The Financial Services Taskforce (FSTF) of Sustainable Markets Initiative (SMI) suggests a gamut of strategies on how the banking sector can support these transitions, including benchmarking the definition of sustainable financing for further investments, undertaking scenario analysis, and assessing the risks and opportunities in sustainable financing mechanisms.

India acknowledged the importance of green financing in 2007. Subsequently, the Reserve Bank of India devised policies to encourage banks to align with sustainability goals. In 2015, the central bank included small renewable energy projects under the Priority Sector Lending scheme. In response, Indian banks devised internal policies to reduce their lending to carbon intensive sectors and adopt a green finance approach to credit. This has also led to some carbon-intensive sectors rethinking their business models and turning to green production methods.

According to data published by the Reserve Bank of India, aggregate outstanding bank credit to the non-conventional energy sector was around 365.43 billion rupees ($4.8 billion approximately), which was 7.9% of the outstanding bank credit to the power generation sector as of March 2020.

Image: Green Finance in India: Progress and Challenges, January Bulletin, Reserve Bank of India, 2021.

Banks have also been issuing green bonds with the objective of pushing work in economically sustainable projects. The value of these bonds, though, are small when compared with the total size of bond issuance in India. The country has issued green bonds worth around $8 billion since January 2018, or 0.7%, of total bonds.

Yes Bank and Axis Bank, for instance, were amongst the first banks to issue green bonds back in 2015-16.

The green finance road to 2070

Efforts, however, need to gather greater momentum. Although in the past few years, increase in awareness and policies have helped navigate the transition towards a greener tomorrow, there is no denying that Indian banks need to catch up.

Besides, keeping borrowing costs low and verifying sustainability claims would be a major challenge for banks in their journey to green financing. The answer to these challenges could well lie in banks’ ability to work with global financial institutions to provide the capital and structures, innovate new financing models relevant and specific to Indian challenges and harness the use of technology to accelerate the sustainability process.

To enable banks to operate and develop this sustainable ecosystem, the policy framework is of paramount importance.
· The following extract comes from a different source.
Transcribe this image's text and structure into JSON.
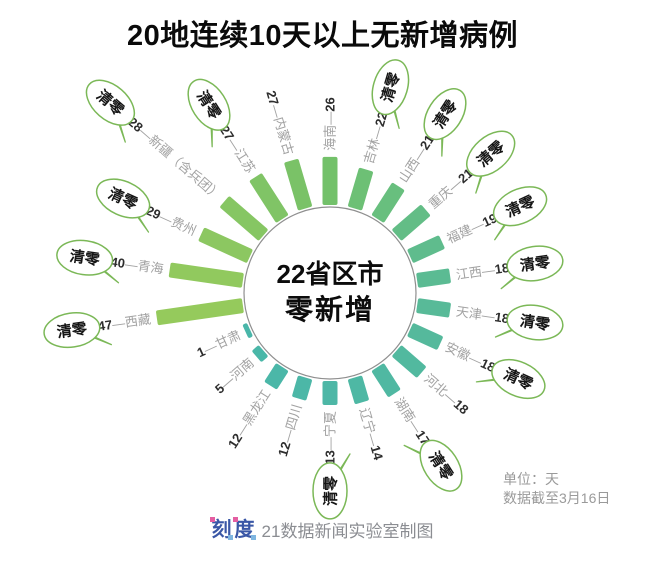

Fiscal measures such as a supportive taxation policy for green finance would help bring transaction costs down and promote better lending. Besides, India also needs green infrastructure investment trusts to facilitate deeper green bond markets, and green finance instrument innovation.

Lastly, it is the collective urge to make a sustainable change that will make a real difference. This requires the whole sector to step up. All sectors are interdependent and a nudge at one corner may not be enough. Making a holistic difference should take centre stage. Greater public awareness, information sharing, and constant research and development should help bring about the real shift.